Prescription drug monitoring programs exist in 49/50 states in the U.S. (Missouri is the lone holdout).  Critics of these programs note patient privacy concerns and unwarranted deterrence of appropriate opioid-prescribing by some providers. [Solis 2010b]  One single-center prospective (non-randomized) study reported that a statewide prescription monitoring plan altered opioid prescribing in 41% of cases (2/3 prescribed less and 1/3 prescribed more than planned before review of the database).  [Baehren 2010]  In Florida, prescription drug monitoring and “pill mill laws” reduced opioid prescribing by 1.4% with similar trends noted in Texas. [Rutkow 2015, Lyapustina 2016] However, another observational study across two academic hospitals in non-geriatric adults presenting with back pain, dental pain, or headache demonstrated fair agreement (κ = 0.30) between clinician gestalt and prescription drug monitoring criteria for drug-seeking behavior and only altered intended prescribing in 9.5% of cases. [Weiner 2013]

Unanswered Questions

Better understanding the role emergency medicine has played in the opioid abuse epidemic remains elusive, but a more important question is how our specialty can help reduce this plague without compromising timely pain relief for those with acute crises.  Additional research is needed to improve the detection and management of opioid prescribing in the ED setting. [Solis 2010b]

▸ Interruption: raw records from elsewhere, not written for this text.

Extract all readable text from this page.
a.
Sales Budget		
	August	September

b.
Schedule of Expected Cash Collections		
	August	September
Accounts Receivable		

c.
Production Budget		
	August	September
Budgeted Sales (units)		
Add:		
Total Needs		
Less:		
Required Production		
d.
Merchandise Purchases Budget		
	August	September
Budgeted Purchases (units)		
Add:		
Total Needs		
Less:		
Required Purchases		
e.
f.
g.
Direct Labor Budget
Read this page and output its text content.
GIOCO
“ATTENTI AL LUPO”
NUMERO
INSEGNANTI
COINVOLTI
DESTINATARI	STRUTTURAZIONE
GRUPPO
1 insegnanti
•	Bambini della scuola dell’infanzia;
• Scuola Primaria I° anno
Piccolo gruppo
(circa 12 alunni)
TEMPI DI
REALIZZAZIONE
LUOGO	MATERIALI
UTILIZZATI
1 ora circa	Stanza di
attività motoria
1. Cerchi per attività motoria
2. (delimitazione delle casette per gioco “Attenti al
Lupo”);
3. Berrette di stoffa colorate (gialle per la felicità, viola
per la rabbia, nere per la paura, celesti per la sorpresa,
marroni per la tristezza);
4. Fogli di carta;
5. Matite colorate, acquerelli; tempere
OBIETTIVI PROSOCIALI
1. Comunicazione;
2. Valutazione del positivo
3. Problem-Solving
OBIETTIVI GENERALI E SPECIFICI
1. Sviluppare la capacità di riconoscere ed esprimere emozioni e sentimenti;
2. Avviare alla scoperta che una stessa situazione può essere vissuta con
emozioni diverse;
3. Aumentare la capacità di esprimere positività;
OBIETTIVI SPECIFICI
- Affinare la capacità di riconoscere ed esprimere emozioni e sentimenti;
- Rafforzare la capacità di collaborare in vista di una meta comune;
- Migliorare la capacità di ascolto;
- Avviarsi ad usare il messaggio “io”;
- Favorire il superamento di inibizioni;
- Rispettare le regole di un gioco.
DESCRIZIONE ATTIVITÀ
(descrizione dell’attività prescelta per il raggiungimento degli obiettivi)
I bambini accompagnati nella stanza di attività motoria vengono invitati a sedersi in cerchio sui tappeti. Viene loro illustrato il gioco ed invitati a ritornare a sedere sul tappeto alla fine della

  • Reliability and accuracy of warning signs for controlled medication seeking behavior for acute pain in the ED.
  • Ethical and effective thresholds above which ED provider notifies legal authorities about controlled medication seeking behavior.
  • Reliability, accuracy, and effectiveness of existing state prescription drug monitoring programs to reduce controlled medication seeker prescribing without negatively impacting timely analgesia for legitimate pain patients.
  • Effectiveness and costs of ED-initiated strategies to treat controlled medication addiction issues and behaviors.